Trident 1.1 – custom pulse source
Trident animation library for Java applications is nearing release 1.1 (code-named Bogeyman), and it’s time to take a look at the new APIs added in this version. This entry is going to talk about setting a custom pulse source to drive the Trident timelines.
Timeline pulse source
By default, Trident timelines are driven by a dedicated thread that wakes up every 40ms and updates all the timelines.

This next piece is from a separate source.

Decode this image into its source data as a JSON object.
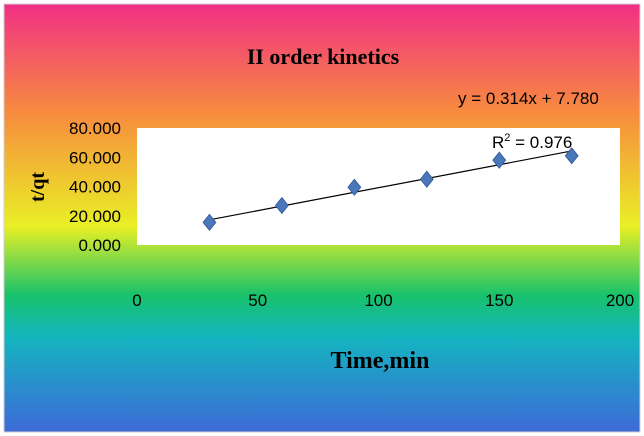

When the CPU is not heavily used this results in 25 frames-per-second refresh rate for Trident-driven UI animations – consistent with the frame rate of theatrical films and non-interlaced PAL television standard.
Applications that require custom pulse behavior – higher frame rate, lower frame rate or dynamic frame rate – should use the TridentConfig.setPulseSource(PulseSource)
API. The PulseSource
interface is:
public interface PulseSource {
public void waitUntilNextPulse();
}
The implementation of waitUntilNextPulse()
is expected to be a blocking call that returns on the next target pulse.
Sample usage
The following class installs a custom pulse source that fires timeline pulses every 100 milliseconds:
public class CustomPulseSource {
private float value;
public void setValue(float newValue) {
SimpleDateFormat sdf = new SimpleDateFormat("mm:SSS");
System.out.println(sdf.format(new Date()) + " : " + this.value + " - "
+ newValue);
this.value = newValue;
}
public static void main(String[] args) {
TridentConfig.getInstance().setPulseSource(
new TridentConfig.PulseSource() {
@Override
public void waitUntilNextPulse() {
try {
Thread.sleep(100);
} catch (InterruptedException ie) {
ie.printStackTrace();
}
}
});
CustomPulseSource helloWorld = new CustomPulseSource();
Timeline timeline = new Timeline(helloWorld);
timeline.addPropertyToInterpolate("value", 0.0f, 1.0f);
timeline.play();
try {
Thread.sleep(3000);
} catch (Exception exc) {
}
}
}
This example uses the blocking Thread.sleep() API. Sample output of running this class is:
40:362 : 0.0 - 0.0 40:362 : 0.0 - 0.0 40:456 : 0.0 - 0.2 40:550 : 0.2 - 0.746 40:659 : 0.746 - 0.946 40:753 : 0.946 - 1.0 40:753 : 1.0 - 1.0
Discarding the first and last lines – that correspond to the start and the end of the timeline – the custom pulse source is indeed firing on average every 100 ms as expected. Applications that have a higher-precision timer implementation – perhaps using native APIs – can provide the matching PulseSource
implementation to achieve a higher pulse rate.